I don’t really know where to start with Confessions of a Dangerous Mind. I like it. I want to love it, but I just don’t. In full disclosure, Logic is one of my favorite artists for a variety of reasons. I think he has a very listenable and enjoyable voice and flow in addition to his premier production and backing music, created by his partner 6ix (pronounced “Six”). Another major reason why I love Logic is because of how much he stands out from the hip-hop landscape. Rarely is he discussing drugs or partying, but instead brings his listeners’ attention towards more personal and important topics such as abuse, addiction, and racism. However, on his latest album, Logic seems to have forgotten who he is. Gone are the deep topics and stories about his childhood, and instead the album is largely dominated by songs where Logic seems more caught up with his success and comparing himself to other popular artists like Childish Gambino, Kendrick Lamar, and Kanye West.

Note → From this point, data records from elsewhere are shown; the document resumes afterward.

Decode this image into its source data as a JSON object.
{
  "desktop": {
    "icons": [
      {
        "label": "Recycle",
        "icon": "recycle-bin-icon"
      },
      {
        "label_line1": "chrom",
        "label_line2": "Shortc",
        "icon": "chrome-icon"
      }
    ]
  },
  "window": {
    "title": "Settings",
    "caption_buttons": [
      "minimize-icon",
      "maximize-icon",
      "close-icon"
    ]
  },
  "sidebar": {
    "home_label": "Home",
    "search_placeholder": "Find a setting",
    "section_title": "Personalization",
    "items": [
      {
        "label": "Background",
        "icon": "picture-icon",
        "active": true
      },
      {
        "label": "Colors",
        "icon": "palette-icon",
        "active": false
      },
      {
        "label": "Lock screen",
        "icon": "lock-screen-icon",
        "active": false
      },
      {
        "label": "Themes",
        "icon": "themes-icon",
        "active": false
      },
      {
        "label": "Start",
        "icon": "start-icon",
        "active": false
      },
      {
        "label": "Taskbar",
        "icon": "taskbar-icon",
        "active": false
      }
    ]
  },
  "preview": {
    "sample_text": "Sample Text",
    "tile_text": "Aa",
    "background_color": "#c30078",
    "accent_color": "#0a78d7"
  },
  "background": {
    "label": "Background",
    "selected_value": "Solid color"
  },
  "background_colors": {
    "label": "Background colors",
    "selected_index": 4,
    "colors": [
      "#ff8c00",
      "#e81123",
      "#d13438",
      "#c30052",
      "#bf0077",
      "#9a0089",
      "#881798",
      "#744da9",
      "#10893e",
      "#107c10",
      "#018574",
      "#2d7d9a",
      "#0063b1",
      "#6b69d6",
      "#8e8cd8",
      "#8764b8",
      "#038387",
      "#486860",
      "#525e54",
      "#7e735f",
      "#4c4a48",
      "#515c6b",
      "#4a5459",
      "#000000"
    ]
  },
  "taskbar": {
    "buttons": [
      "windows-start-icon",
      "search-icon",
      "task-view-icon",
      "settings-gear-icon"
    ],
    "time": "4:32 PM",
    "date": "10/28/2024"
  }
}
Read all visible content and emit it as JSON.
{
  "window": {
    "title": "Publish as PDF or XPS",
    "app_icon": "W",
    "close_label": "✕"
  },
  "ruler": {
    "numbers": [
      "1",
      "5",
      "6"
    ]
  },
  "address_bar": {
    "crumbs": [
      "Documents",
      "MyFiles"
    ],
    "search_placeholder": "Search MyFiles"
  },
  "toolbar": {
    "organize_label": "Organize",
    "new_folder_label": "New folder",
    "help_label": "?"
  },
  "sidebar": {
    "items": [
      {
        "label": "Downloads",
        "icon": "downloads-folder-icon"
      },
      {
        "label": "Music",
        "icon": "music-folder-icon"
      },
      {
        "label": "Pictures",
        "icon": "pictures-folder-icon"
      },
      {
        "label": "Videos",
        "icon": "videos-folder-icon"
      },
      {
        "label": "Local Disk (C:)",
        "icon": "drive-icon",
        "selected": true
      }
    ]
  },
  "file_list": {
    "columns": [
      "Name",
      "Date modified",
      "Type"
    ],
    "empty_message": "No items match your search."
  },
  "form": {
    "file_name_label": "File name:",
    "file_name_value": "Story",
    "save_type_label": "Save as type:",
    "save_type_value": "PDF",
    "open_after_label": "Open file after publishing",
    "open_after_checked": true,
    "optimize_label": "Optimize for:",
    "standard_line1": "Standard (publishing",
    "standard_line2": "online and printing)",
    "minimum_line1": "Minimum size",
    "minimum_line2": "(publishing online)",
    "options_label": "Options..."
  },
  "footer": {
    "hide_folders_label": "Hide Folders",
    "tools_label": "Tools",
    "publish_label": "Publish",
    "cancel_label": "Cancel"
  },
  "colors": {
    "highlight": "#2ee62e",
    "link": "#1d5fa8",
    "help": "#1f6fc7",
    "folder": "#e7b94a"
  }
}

This is not to say that the album sounds bad. I quite enjoy the majority of songs on the album. “Homicide” featuring Eminem may be one of Logic’s most impressive songs to date, where he takes on the “Rap God” and holds his own. “Wannabe” is a dark interlude to the album that discusses the toxicity of social media and fame. Furthermore, “Mama/Show Love,” “Limitless,” and “Lost in Translation” are all great songs that can stand in solidarity among Logic’s best.

Sadly, there is more to complain about in this album than to praise. While the aforementioned songs are enjoyable and have substance, it seems as if the rest of the album are B-sides to Logic’s Bobby Tarantino series of mixtapes that are made to be more fun and less serious than his studio albums. “Clickbait” is the definition of the cringe that many of Logic’s naysayers point at when discussing the lack of substance in his music. Here, he means well and is attempting to explain not to believe everything one sees and hears in the media, but instead relegates himself to poor lyrics and a repetitive chorus. “Pardon My Ego” is a Kanye West song, but worse because Logic is not Kanye West. I am never a fan of an artist replicating another’s style, especially when that style is unique to the original artist. The final song on the album that is worth warning listeners about is “Don’t Be Afraid to Be Different,” where Logic seems to explain his whole thought process in writing this album, “I don’t give a damn about lyrics.” For such a talented lyricist, this is the most depressing thing possible to hear him say on the project. Ultimately, Logic has fallen into the trap of releasing the very party rap he meant to speak out against.

Confessions of a Dangerous Mind seems to demonstrate that quality is truly more important than quantity. This is Logic’s fourth album in just over a year, and I would only truly recommend checking out two of them.

I really hate to say it, but overall, this album is not worth listening to unless you are a Logic fan. Otherwise, it may be best to just check out the highlights of the album like the titular “Confessions of a Dangerous Mind,” “Homicide,” “Mama/Show Love,” and “Lost in Translation.”